Bij Montaigne vond ik een mooi fragment over de diversiteit (Hoofdstuk 37, p. 276, Over Cato de Jongere):
“Ik ben niet behept met de veel voorkomende fout anderen naar mijzelf te beoordelen. Ik neem gemakkelijk aan dat een ander eigenschappen heeft die heel anders zijn dan de mijne. Dat ik mijzelf aan één manier van leven gebonden voel wil niet zeggen dat ik, zoals alle anderen doen, daartoe verplicht. Ik geloof dat er duizend andere manieren van leven zijn; en in tegenstelling tot de meesten ben ik eerder overtuigd van de verscheidenheid dan van de gelijkheid van de mensen. Zoveel men maar wil ben ik bereid een ander niet met mijn leefwijze en principes te belasten; ik beschouw hem enkel op zichzelf, zonder te vergelijken, en vorm hem naar zijn model. (…) Ik heb bijzonder graag dat men ieder van ons op zichzelf beoordeelt en dat men over mij geen conclusies trekt uitgaande van de gangbare voorbeelden.”
Dit diep inzicht zou ik nooit uit het oog mogen verliezen. Ik denk dat het een goede raad is voor alle situaties in het leven.

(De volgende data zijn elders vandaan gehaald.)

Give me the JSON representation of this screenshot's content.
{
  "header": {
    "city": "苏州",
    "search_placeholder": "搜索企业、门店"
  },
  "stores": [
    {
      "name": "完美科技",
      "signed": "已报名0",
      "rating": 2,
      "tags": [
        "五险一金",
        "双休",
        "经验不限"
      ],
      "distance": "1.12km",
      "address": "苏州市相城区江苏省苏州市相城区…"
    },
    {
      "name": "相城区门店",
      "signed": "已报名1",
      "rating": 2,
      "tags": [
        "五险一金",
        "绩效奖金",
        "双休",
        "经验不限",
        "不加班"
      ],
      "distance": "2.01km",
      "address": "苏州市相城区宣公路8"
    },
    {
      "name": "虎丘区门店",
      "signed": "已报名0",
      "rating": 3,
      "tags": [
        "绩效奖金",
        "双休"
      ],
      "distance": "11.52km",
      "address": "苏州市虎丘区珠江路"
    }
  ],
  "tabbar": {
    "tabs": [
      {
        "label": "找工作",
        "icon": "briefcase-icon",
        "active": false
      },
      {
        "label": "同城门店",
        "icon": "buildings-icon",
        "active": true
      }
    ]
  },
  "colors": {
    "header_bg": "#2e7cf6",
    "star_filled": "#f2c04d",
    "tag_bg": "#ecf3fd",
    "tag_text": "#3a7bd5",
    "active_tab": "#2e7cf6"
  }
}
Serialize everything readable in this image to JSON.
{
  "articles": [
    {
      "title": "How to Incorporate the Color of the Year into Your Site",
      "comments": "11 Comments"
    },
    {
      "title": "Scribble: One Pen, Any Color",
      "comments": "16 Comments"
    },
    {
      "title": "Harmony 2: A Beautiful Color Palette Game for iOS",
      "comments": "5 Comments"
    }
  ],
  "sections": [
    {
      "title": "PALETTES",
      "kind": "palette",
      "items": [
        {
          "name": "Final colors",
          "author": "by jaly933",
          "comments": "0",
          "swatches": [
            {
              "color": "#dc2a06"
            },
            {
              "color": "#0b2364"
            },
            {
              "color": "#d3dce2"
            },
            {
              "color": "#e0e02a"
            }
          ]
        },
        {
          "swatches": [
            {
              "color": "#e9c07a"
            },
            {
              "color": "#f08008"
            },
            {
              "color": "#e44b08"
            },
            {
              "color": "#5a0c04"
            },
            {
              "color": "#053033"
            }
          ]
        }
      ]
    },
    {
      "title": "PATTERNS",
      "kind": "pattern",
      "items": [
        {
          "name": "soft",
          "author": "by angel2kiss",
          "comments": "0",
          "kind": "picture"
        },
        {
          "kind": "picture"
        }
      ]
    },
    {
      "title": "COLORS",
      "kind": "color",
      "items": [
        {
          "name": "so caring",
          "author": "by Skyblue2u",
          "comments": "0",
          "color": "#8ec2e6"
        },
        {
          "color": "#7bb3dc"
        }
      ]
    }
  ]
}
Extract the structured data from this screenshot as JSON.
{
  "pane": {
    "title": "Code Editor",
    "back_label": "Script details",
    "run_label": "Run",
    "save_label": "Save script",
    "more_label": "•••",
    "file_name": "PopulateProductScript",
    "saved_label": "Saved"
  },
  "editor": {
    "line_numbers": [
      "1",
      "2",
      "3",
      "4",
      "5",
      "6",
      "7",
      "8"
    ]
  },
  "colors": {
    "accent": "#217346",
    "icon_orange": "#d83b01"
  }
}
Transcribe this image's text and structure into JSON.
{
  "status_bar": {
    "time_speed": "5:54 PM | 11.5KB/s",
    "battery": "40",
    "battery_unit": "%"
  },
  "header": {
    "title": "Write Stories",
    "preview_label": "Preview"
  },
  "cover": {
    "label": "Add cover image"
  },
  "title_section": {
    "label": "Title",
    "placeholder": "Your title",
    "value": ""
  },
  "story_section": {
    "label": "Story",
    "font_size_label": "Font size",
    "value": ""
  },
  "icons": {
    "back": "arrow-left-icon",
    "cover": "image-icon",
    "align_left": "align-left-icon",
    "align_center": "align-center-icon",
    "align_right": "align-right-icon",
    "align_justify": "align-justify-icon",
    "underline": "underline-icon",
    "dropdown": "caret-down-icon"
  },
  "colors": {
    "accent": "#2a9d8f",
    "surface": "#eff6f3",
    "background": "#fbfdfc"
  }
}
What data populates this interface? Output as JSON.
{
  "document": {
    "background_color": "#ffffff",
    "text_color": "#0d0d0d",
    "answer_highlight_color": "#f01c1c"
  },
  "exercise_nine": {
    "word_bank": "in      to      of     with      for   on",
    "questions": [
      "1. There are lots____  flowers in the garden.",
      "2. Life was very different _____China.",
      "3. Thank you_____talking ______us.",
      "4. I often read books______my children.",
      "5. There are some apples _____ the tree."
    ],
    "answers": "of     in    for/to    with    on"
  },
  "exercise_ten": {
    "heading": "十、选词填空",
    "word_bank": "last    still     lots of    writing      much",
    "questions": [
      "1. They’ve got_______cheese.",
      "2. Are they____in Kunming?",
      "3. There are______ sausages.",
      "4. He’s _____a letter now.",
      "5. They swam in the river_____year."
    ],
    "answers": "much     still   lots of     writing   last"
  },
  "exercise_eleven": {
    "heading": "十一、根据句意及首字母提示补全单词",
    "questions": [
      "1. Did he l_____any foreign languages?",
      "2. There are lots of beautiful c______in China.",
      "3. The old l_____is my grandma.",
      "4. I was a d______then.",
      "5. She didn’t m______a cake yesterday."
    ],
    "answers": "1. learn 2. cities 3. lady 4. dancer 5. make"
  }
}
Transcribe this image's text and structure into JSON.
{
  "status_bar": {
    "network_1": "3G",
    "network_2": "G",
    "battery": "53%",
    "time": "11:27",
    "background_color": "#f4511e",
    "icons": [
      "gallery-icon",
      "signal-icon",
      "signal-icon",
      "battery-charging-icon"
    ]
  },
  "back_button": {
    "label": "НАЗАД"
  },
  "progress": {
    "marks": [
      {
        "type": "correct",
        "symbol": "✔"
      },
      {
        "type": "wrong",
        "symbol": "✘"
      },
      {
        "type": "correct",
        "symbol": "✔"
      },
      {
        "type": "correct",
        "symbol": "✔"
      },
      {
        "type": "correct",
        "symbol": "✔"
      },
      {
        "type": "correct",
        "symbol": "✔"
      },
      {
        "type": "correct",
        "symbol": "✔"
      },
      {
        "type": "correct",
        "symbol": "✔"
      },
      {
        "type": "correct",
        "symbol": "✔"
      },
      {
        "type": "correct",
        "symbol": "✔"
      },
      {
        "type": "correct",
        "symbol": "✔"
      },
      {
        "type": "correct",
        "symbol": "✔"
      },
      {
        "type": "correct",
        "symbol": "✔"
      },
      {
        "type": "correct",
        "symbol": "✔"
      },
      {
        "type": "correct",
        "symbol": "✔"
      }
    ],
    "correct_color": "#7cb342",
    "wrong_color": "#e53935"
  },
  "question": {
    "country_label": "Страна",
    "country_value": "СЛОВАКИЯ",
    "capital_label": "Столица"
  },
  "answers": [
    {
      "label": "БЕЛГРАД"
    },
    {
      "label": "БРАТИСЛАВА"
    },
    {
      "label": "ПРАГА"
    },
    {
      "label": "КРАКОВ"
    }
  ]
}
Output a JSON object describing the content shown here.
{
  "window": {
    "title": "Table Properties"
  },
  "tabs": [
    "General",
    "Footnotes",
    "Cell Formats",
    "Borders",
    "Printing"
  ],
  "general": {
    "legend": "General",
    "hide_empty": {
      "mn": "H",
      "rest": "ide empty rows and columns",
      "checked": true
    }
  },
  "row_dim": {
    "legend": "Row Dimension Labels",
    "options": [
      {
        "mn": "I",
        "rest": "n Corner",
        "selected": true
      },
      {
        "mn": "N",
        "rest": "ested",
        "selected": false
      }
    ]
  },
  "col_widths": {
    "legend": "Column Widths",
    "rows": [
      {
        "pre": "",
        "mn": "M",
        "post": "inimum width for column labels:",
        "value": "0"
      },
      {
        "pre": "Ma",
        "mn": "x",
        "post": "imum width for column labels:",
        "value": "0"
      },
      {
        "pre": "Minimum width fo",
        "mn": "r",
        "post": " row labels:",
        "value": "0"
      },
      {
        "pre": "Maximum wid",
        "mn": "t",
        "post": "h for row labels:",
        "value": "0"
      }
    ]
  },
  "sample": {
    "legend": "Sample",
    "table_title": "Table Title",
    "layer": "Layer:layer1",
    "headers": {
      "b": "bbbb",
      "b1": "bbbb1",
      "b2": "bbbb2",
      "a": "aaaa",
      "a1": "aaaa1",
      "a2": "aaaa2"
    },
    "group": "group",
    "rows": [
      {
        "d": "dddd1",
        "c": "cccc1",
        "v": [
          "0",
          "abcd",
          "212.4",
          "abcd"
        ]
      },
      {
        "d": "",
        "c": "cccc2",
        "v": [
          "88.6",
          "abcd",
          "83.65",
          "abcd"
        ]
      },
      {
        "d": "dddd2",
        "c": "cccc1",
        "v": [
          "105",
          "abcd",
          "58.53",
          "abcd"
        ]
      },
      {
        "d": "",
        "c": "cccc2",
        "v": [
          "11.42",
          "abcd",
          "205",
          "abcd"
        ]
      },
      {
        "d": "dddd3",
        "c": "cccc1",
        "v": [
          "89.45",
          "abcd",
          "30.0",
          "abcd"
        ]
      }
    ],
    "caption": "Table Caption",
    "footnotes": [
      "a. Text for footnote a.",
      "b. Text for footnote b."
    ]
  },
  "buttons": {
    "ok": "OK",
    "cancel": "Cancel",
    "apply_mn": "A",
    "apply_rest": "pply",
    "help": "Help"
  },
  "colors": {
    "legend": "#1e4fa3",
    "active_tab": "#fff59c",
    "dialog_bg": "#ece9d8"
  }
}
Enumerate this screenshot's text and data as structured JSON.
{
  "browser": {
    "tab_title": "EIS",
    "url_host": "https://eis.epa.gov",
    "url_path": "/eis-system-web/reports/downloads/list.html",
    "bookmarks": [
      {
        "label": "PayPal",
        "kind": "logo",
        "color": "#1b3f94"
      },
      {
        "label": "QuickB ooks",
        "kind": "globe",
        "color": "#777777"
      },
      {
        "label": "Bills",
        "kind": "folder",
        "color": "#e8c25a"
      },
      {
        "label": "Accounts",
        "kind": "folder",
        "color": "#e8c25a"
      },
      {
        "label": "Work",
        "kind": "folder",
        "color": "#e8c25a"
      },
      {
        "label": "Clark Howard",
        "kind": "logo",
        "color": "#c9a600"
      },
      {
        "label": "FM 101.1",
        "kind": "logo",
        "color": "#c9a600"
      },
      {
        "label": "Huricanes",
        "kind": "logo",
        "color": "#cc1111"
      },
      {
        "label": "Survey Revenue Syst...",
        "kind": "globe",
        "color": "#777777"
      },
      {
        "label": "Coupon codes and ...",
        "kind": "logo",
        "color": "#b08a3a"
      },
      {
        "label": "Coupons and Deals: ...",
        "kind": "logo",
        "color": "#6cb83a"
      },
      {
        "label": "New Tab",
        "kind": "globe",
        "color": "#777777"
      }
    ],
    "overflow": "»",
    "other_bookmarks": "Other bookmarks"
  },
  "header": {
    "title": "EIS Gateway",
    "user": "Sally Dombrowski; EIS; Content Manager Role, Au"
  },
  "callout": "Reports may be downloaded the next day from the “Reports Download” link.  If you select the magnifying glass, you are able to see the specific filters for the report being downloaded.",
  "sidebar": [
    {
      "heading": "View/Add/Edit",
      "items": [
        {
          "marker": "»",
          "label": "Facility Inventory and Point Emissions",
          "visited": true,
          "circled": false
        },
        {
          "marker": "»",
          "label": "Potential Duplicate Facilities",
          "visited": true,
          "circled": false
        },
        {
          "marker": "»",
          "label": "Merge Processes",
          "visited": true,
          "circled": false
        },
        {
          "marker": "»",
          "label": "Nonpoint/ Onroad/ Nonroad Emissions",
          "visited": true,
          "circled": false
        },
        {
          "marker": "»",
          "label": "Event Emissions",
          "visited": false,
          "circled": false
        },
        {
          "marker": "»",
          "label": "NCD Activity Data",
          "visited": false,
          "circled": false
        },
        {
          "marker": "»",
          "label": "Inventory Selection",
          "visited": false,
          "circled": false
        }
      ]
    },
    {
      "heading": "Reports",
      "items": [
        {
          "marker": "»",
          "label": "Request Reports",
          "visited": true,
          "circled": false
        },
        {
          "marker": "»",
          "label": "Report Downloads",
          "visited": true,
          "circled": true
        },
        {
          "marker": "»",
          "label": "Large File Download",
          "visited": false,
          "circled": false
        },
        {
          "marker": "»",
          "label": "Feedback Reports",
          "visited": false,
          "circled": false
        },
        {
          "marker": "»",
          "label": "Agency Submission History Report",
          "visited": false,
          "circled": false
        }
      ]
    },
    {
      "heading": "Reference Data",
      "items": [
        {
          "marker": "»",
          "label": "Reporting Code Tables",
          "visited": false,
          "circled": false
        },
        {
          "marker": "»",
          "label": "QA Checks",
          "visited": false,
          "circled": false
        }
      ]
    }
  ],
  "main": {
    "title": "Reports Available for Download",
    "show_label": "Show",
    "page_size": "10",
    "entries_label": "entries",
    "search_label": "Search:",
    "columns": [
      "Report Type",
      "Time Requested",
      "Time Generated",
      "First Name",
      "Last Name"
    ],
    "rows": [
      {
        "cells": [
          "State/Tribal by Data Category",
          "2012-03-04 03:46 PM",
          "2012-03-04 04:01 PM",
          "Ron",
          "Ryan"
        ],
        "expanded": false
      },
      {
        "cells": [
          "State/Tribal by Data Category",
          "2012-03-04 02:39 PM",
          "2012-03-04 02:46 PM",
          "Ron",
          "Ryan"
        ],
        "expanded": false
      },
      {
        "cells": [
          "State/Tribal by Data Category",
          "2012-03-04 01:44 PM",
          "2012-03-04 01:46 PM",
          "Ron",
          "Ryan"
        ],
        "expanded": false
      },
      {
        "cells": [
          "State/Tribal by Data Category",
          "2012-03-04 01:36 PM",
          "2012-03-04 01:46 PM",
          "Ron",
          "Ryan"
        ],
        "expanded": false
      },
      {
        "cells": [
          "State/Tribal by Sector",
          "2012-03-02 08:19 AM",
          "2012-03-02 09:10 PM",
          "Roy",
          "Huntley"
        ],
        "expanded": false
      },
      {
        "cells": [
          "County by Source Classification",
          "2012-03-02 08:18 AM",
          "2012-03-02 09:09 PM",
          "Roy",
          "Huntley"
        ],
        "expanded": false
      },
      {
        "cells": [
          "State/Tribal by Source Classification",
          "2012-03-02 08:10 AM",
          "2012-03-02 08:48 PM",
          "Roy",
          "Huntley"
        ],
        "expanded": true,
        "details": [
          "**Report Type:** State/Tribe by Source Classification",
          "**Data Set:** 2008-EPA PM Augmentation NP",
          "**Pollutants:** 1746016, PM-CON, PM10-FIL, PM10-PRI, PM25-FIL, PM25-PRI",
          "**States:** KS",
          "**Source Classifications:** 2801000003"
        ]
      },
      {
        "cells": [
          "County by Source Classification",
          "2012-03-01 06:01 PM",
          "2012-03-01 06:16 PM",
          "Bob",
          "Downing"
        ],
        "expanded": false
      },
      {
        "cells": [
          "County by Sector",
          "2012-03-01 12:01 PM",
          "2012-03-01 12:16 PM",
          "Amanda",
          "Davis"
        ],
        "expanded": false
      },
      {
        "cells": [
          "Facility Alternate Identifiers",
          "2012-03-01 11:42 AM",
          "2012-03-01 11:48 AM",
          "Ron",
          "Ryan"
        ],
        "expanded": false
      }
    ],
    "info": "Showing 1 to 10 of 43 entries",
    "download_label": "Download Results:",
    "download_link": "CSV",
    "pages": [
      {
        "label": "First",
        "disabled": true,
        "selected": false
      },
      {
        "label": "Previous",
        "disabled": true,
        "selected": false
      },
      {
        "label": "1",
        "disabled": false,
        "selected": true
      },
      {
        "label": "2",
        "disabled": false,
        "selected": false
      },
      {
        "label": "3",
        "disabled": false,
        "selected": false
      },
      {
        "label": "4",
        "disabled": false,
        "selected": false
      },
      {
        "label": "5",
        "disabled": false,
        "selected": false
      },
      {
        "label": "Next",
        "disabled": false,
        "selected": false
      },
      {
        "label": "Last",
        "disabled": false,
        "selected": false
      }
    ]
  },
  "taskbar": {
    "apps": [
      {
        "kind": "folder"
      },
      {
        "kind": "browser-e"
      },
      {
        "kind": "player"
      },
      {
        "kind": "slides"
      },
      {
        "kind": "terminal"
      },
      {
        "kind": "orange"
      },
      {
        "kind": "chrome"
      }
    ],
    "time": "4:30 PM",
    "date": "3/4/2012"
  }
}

SCHOPENHAUER’S HORROR STORIES

“Between Montaigne’s birth in 1533 and the publication of the third book of his Essays in 1588, the native population of the New World is estimated to have dropped from 80 to 10 million inhabitants.” Dat schrijft Alain De Botton in ‘The Consolations Of Philosophy’.
Ik breng dat even in verband met een andere uitspraak, van Schopenhauer, aangehaald in ‘Statusangst’ van dezelde Alain De Botton: “Het zal ons langzaam maar zeker onverschillig laten wat in het bewustzijn van andere mensen omgaat, wanneer we voldoende doordrongen raken van de oppervlakkige en futiele aard van hun gedachten, de bekrompenheid van hun standpunten, de onbeduidendheid van hun gevoelens, de verdorvenheid van hun dwalingen […]Dan zullen we beseffen dat wie veel belang hecht aan de mening van anderen hun te veel eer bewijst…” Als dit geen stof is om over na te denken!

MONTAIGNE’S VRIENDSCHAP

Ja, zeker, ik herhaal het hier ook nog eens, voor de duizenden lezers van deze bijzonder populaire weblog, Montaigne maakt inderdaad een onderscheid. Hij maakt een onderscheid tussen toevallig tot stand gekomen ‘vriendschappen’ en de éne, unieke vriendschap, heel bepaald met La Boétie (1530-1563), “een vriendschap die zo volmaakt en totaal was, dat je iets dergelijks in de literatuur niet gauw zult tegenkomen en waarvan onder onze tijdgenoten al helemaal geen spoor te bekennen valt. Om een dergelijke vriendschap op te bouwen moeten zoveel gunstige omstandigheden samenwerken, dat het al veel is als het lot dat eens in drie eeuwen tot stand brengt.” Motaigne schrikt niet terug voor enige overdrijving. Er zullen ongetwijfeld nog zulke ‘unieke’ vriendschappen bestaan hebben en nog bestaan. Maar kan ik zelf iets dergelijks beweren? Ik heb enkele heel goede vrienden, maar het gaat nooit om een vriendschap die volmaakt en totaal is. Niemand is perfect en totaal, niemand is af, we zijn altijd in wording. De beste vriend die ik ooit heb gehad, Jos D., is helaas al lange tijd dood. Hij is in oktober 1991 vrijwillig uit het leven gestapt, op een ogenblik dat ik hand in hand met mijn geliefde een wandeling maakte op het strand van het heerlijke Cadiz (waar ik vaak terugkeer, omdat ik er mijn hart heb verloren, maar niet toen, die eerste keer, toen Jos van een gebouw is gesprongen in Leuven).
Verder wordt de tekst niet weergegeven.